Theme for Sunday, 17 February 2019

Scripture for this Sunday: Jeremiah 17.5-10; Psalm 1; 1 Corinthians 15.12-20; Luke 6.17-26 (beatitudes and woes)

It’s about 50 years since Paul Simon wrote a song called ‘The Boxer.’ It includes the line: “All lies and jests; still a man hears what he wants to hear and disregards the rest,” words that are even more pertinent now.  

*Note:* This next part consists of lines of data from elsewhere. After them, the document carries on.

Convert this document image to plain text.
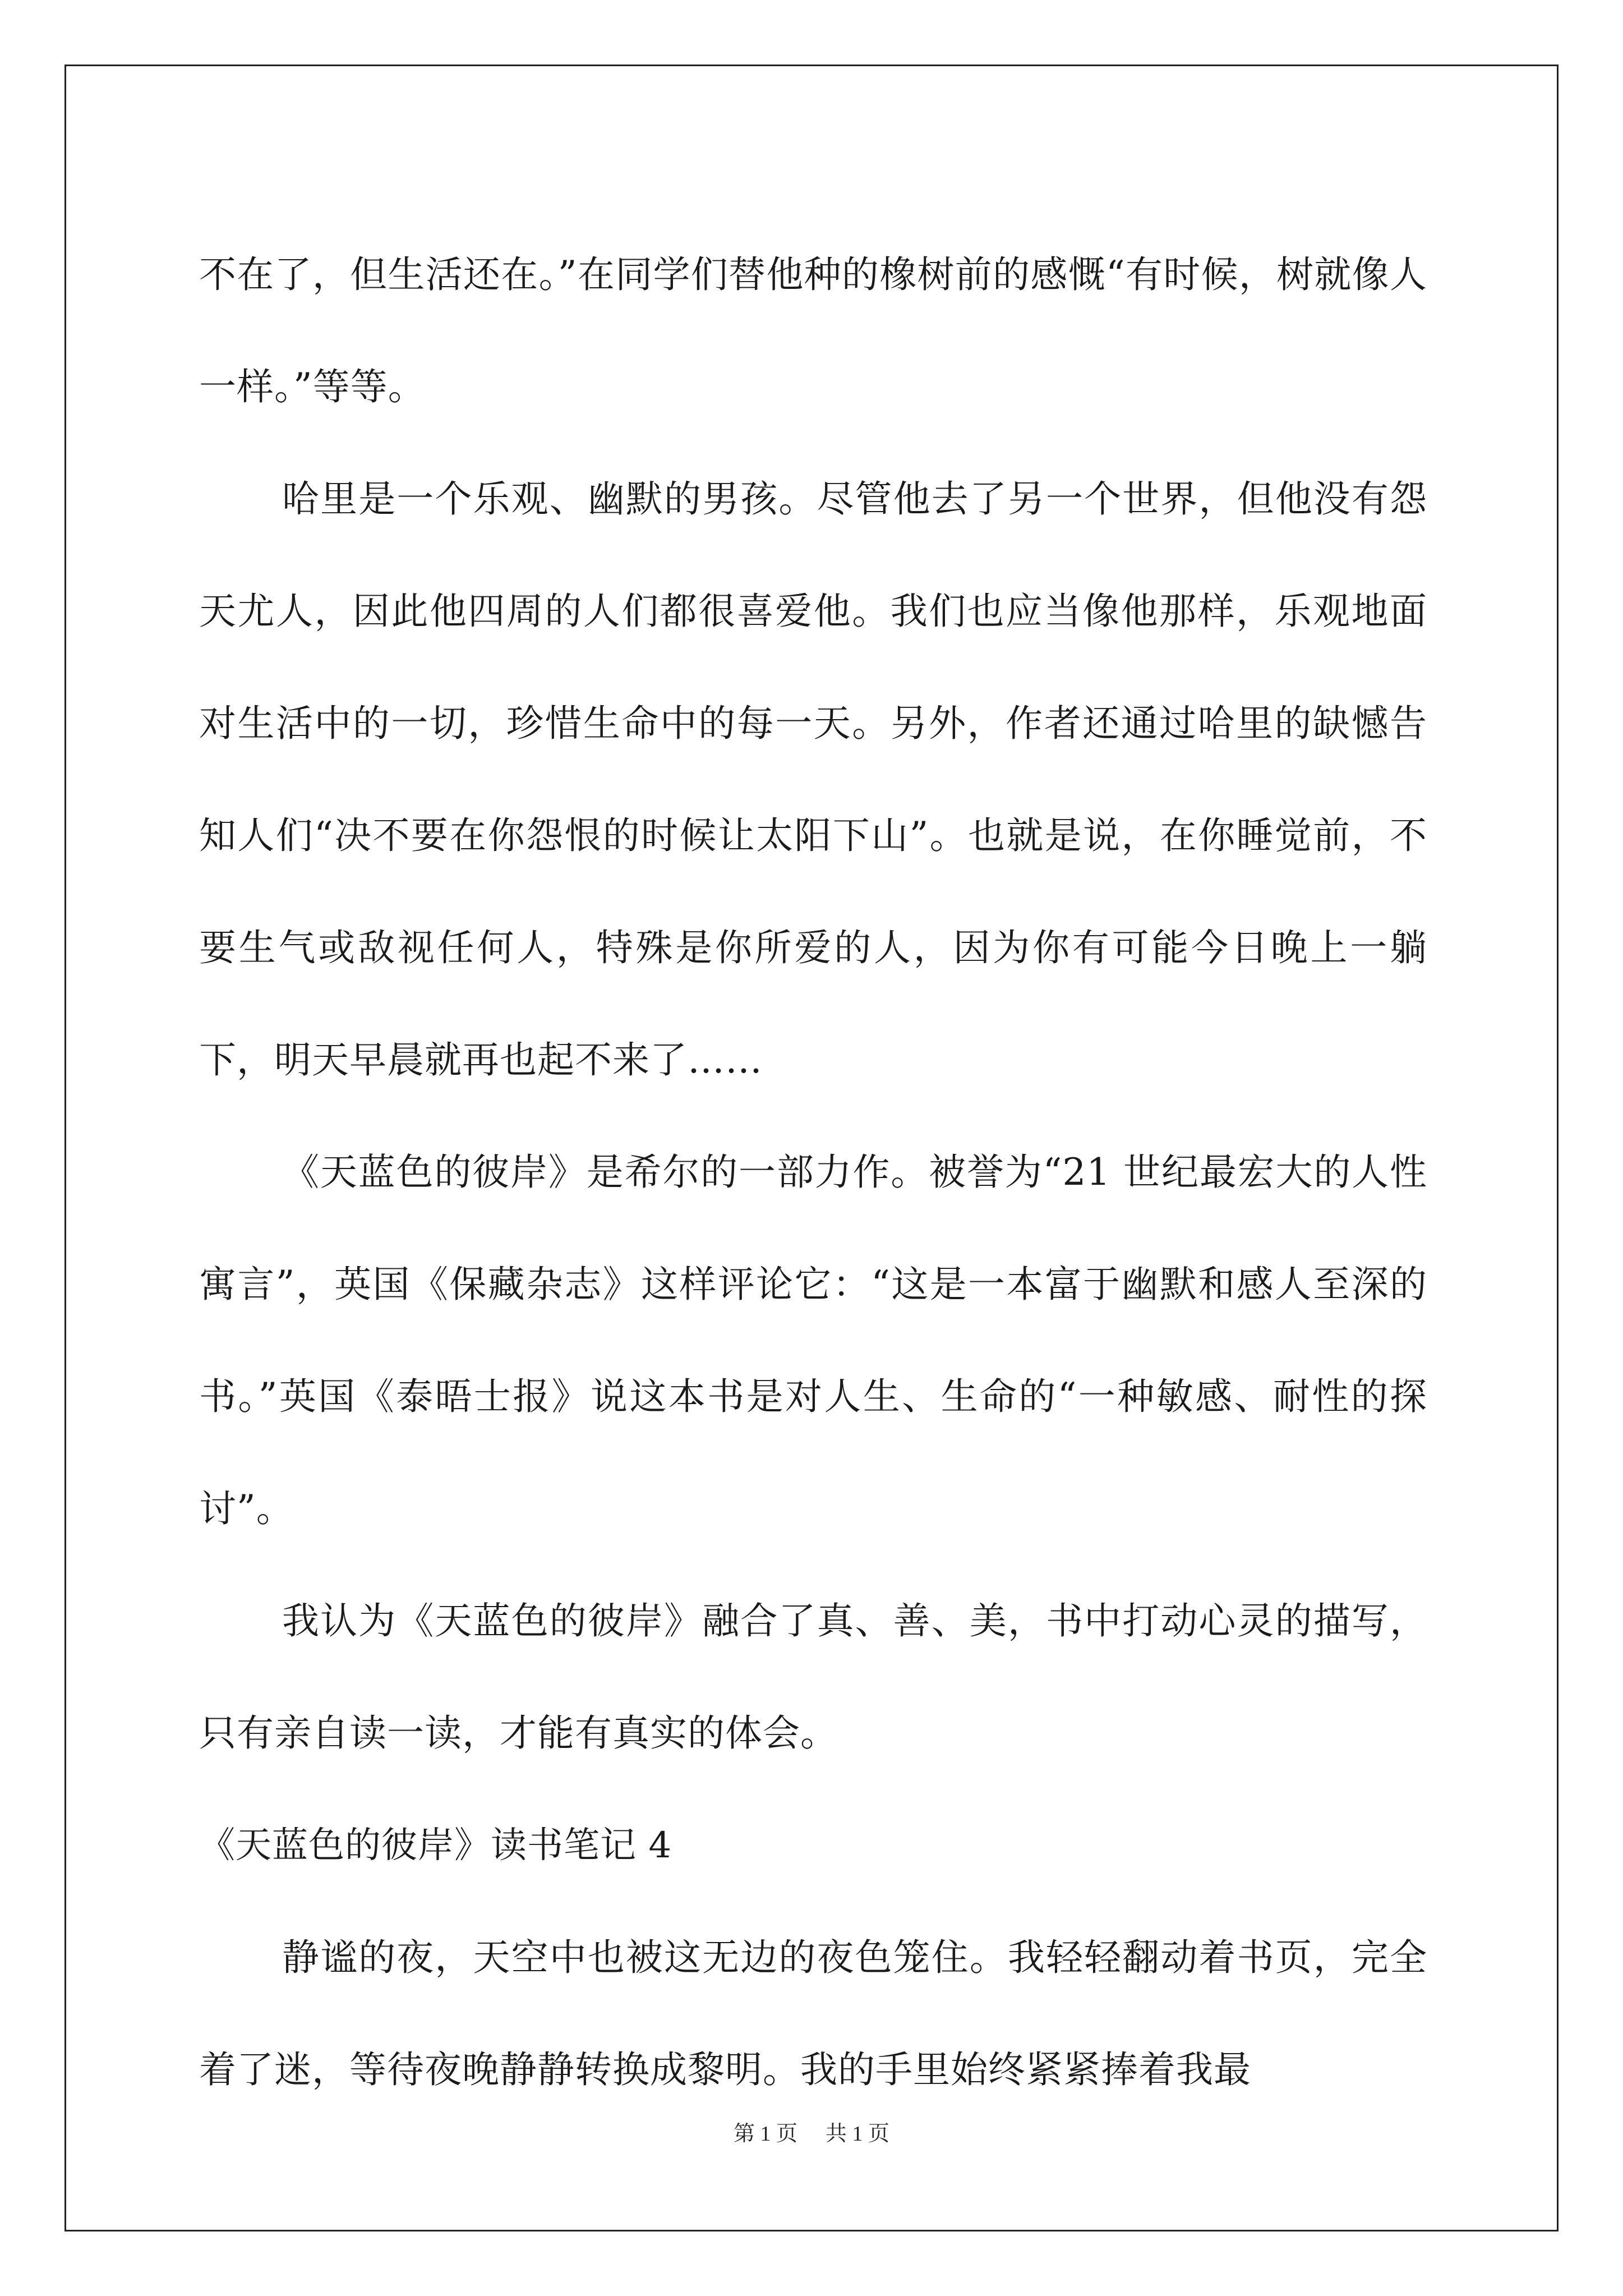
不在了，但生活还在。”在同学们替他种的橡树前的感慨“有时候，树就像人一样。”等等。

哈里是一个乐观、幽默的男孩。尽管他去了另一个世界，但他没有怨天尤人，因此他四周的人们都很喜爱他。我们也应当像他那样，乐观地面对生活中的一切，珍惜生命中的每一天。另外，作者还通过哈里的缺憾告知人们“决不要在你怨恨的时候让太阳下山”。也就是说，在你睡觉前，不要生气或敌视任何人，特殊是你所爱的人，因为你有可能今日晚上一躺下，明天早晨就再也起不来了……

《天蓝色的彼岸》是希尔的一部力作。被誉为“21 世纪最宏大的人性寓言”，英国《保藏杂志》这样评论它：“这是一本富于幽默和感人至深的书。”英国《泰晤士报》说这本书是对人生、生命的“一种敏感、耐性的探讨”。

我认为《天蓝色的彼岸》融合了真、善、美，书中打动心灵的描写，只有亲自读一读，才能有真实的体会。

《天蓝色的彼岸》读书笔记 4

静谧的夜，天空中也被这无边的夜色笼住。我轻轻翻动着书页，完全着了迷，等待夜晚静静转换成黎明。我的手里始终紧紧捧着我最

第 1 页 共 1 页
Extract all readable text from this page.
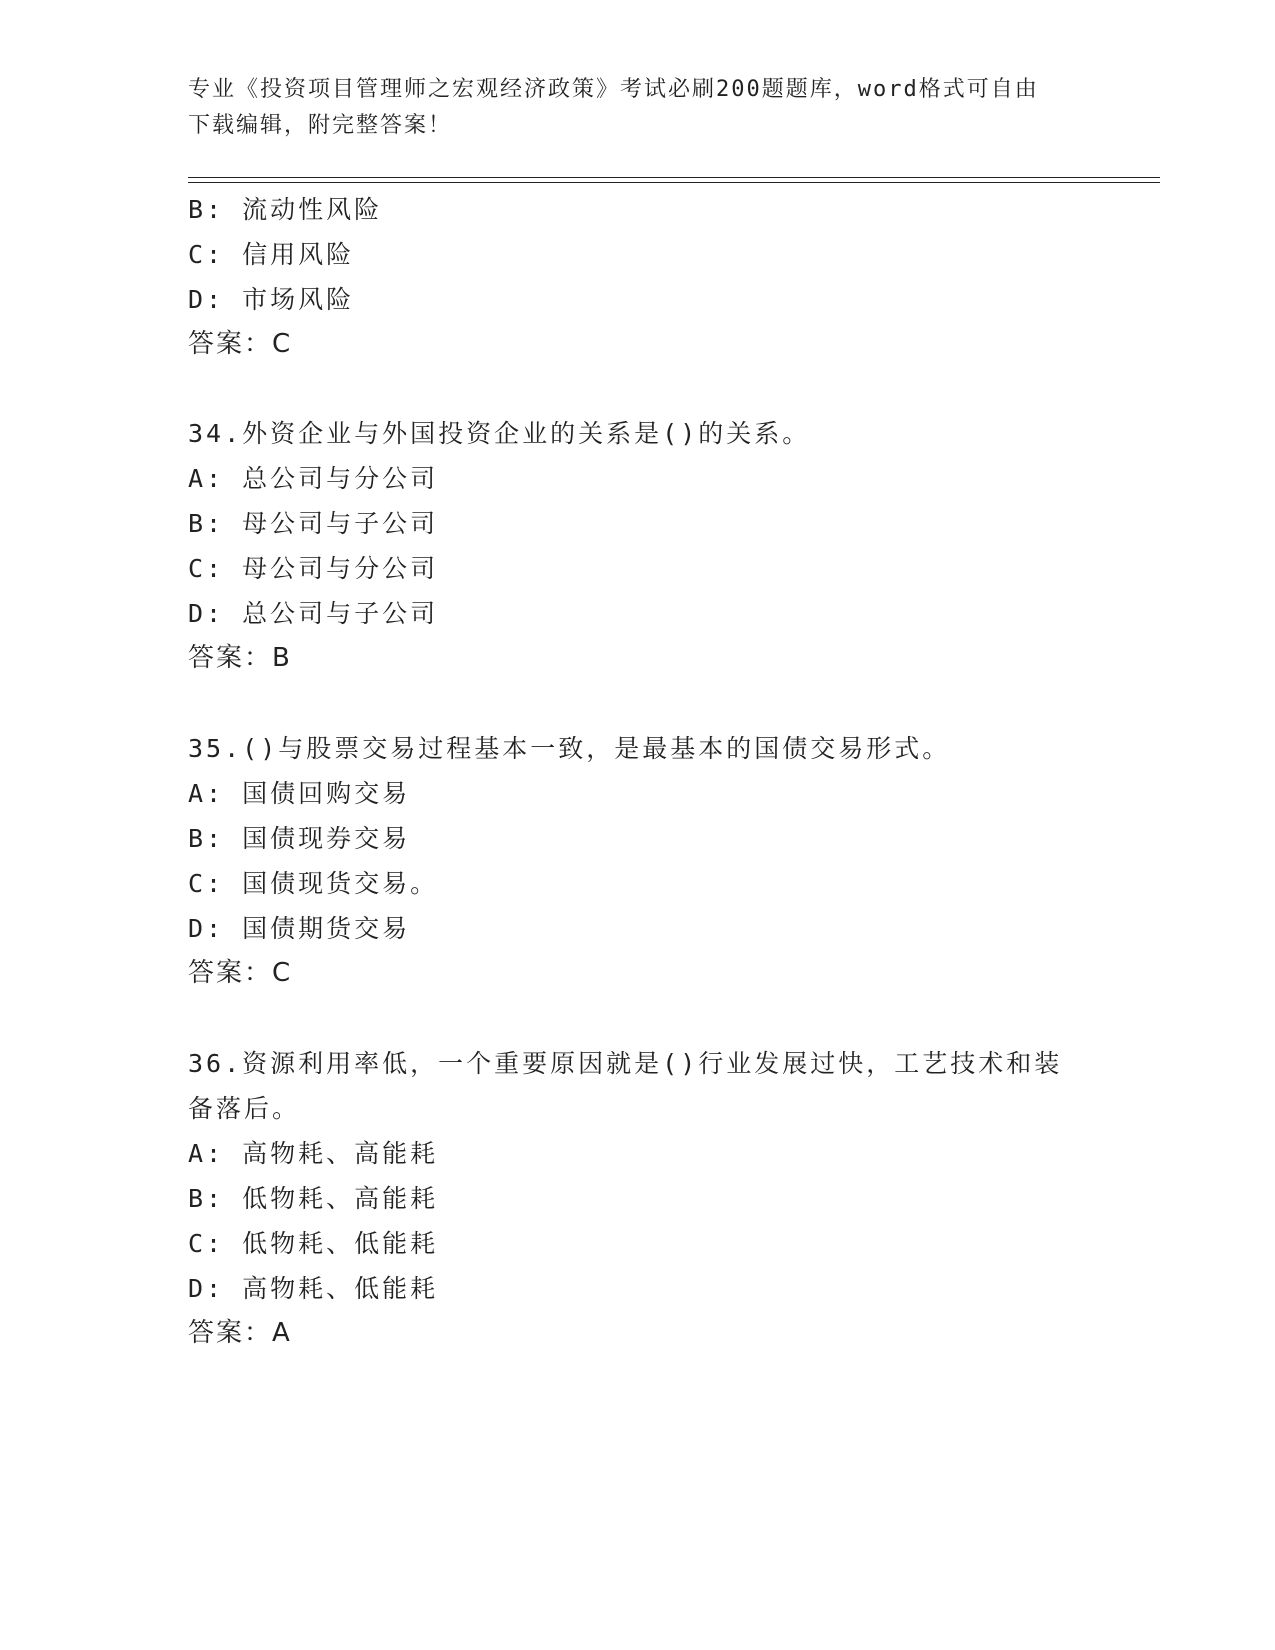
专业《投资项目管理师之宏观经济政策》考试必刷200题题库，word格式可自由
下载编辑，附完整答案！
B: 流动性风险
C: 信用风险
D: 市场风险
答案：C
34.外资企业与外国投资企业的关系是()的关系。
A: 总公司与分公司
B: 母公司与子公司
C: 母公司与分公司
D: 总公司与子公司
答案：B
35.()与股票交易过程基本一致，是最基本的国债交易形式。
A: 国债回购交易
B: 国债现券交易
C: 国债现货交易。
D: 国债期货交易
答案：C
36.资源利用率低，一个重要原因就是()行业发展过快，工艺技术和装
备落后。
A: 高物耗、高能耗
B: 低物耗、高能耗
C: 低物耗、低能耗
D: 高物耗、低能耗
答案：A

Public figures seem to be able to get away with spouting nonsense at will – and many people just take what they hear at face value and accept it.  Why?  Because we don’t like to admit that we might be have made a mistake in whom we support – for example someone who is a congenital liar, or someone who deliberately skews information.  Similarly, at a personal level, we cling to beliefs and ideas even when confronted with evidence that we should at least reconsider our position – or admit that we might be wrong.  

This is related to the desire to be in control – especially when life throws at us things that threaten our sense of security (such as health problems, bereavement – and mortality).  So we seek to find a sense of control in other areas of life. We prefer to live in our own view of reality rather than in a world view that is different, or that suggests we might be fallible, or wrong. But we are all fallible and wrong. And in reality we have very little control over what happens in life: how much better if we sought to accept and embrace fallibility and vulnerability and ask ourselves what we can learn.  

This underlies the Beatitudes that Jesus placed before his followers: in Luke’s rendition, four sets of blessings, balanced by woes.  Jesus was adapting a formula used in the book of Deuteronomy, which has a list of blessings for those who follow the Law, and curses for those who do not.  It is all about the importance of learning to live in God’s way, accepting God’s values – which do not always align with human value systems, or the human desire to seek control.  

The message was not completely new.  The lectionary draws a straight line from Jeremiah to the beatitudes with the Psalm along the way, but nevertheless, there is a connection. The message of Jeremiah and the Psalm is about the importance of learning about God’s way, and trying to live it in our daily lives. When we do that, we are like trees with good, strong roots planted firmly in the earth. When we don’t learn of God’s way, we don’t have a good foundation.

This is a reminder that faith is about trusting in God and God’s ways, rather than the impatient and often self-centred ways and values of secular human society.  The beatitudes are about placing value in God’s value system, about seeking and expecting happiness and peace in it, and not finding spiritual satisfaction in human or earthly values that leave God out.

Remarkably few images of Jesus teaching the beatitudes pay attention to the words of the gospel: “He looked up at his disciples.”

The beatitudes are a statement of recognition of how the world is – and how God is. This is about complacency. Like the message in Jeremiah and the Psalm, it’s about being satisfied with ourselves. Going back to hearing what we want to hear and disregarding the rest, it might be appropriate to add or adapt: blessings on you who can admit your fallibility and keep an open mind in searching for truth; woe betide you who have to be right and refuse to accept alternative points of view, for you have had your reward, living in a fool’s paradise of smug self-righteousness.

It is important to understand that Jesus did not state the Beatitudes as prescriptive (do this and you will be blessed), but rather descriptive (this is the way God’s world is; you have already been blessed).  Jesus calls us
to recognise our poverty in relation to God and our need for God’s generosity, to accept the riches given to us by God in creation;
to recognise the gulf between us and God and our relative insignificance, and our need for humility, to accept God’s empowering spirit;
to recognise our hunger, in the broadest sense, and our inability to feed ourselves, and our need for God’s harvest, to accept the food with which God feeds us;
to recognise the sadness in our world, and our need for God’s consolation, to accept the joy and laughter that God bestows upon us.  

Beatitudes for the Church today might be stated in this way:
blessings on you who speak to God, you shall be heard;
blessings on you who are honest with God, you shall be forgiven;
blessings on you who open up your real self, you shall be loved;
blessings on you who long for change, your living shall be renewed;
blessings on you who put yourself in God’s hands, you shall be held;
blessings on you who long for a fairer world, you shall be given vision;
and blessings on you who seek God always, you shall be shown the way.